In the first phase, while we trained our after-sales workforce to work on high-voltage cars and made them competent to diagnose and troubleshoot issues by part replacement, we have now kicked off the second phase of training, wherein our technicians will be able to work on the child parts of an EV.
It is a much more complex process, particularly, in a live-charge environment, and we have started this training for all our network partners across India. Moreover, we also have tie-ups with engineering colleges across India for a Diploma in Advanced Automotive Mechatronics, wherein we have included EV repair methodologies as part of the curriculum. Every year, we have around 200 technicians graduating with this course, and these people become available to the larger ecosystem, beyond the Mercedes-Benz network. Our road-side assistance technicians are also competent to diagnose and solve possible issues with EVs. With respect to the batteries, while they are generally reliable, we do not plan to repair them as it makes more sense to replace them, if need be, in the current setup.
How is the battery going to determine the dynamics of an EV's residual value in the long run?
The battery life on Mercedes-Benz EVs goes beyond 10 years, and the standard 10-year battery warranty is our confidence in the technology. These batteries are meant to handle lakhs of charge-discharge cycles and can survive up to 15-20 years. Beyond this, while one would scrap an ICE vehicle, in EVs, the battery pack can still offer a good buyback price for its capacity to be still used for secondary-life storage applications.

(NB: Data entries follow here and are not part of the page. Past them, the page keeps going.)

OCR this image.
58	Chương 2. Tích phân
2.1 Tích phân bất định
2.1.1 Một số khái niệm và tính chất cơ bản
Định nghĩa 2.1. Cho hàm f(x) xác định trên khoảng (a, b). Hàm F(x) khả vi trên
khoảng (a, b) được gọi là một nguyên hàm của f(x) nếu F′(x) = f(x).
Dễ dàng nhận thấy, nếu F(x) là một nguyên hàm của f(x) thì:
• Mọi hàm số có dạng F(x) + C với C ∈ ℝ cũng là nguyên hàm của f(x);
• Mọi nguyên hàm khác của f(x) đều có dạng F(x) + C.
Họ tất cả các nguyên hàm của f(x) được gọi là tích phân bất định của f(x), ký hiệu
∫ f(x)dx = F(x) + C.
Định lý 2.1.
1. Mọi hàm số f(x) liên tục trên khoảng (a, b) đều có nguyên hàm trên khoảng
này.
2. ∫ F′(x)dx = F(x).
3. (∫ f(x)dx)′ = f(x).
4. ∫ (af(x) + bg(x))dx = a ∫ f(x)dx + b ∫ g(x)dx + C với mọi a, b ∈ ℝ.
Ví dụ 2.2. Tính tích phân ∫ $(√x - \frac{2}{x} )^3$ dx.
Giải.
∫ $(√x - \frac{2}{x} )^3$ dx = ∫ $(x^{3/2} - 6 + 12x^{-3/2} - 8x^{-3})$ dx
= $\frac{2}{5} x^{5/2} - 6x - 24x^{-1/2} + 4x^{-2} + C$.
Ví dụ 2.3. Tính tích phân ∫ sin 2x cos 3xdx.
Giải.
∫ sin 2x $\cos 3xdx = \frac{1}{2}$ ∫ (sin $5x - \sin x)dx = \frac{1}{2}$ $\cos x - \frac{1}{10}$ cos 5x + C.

Furthermore, even if the battery is deemed unfit for secondary-life applications at the end of 10 years, the current technology allows us to recycle up to 96 percent of the constituent materials, including rare-earth metals like cobalt and nickel. Therefore, the residual content of an EV is much higher than an ICE car, and the commercial value of the battery is still significant at the end of the vehicle's lifecycle. Awareness and more usage are going to bust these myths around the life of an EV's battery as the market matures further.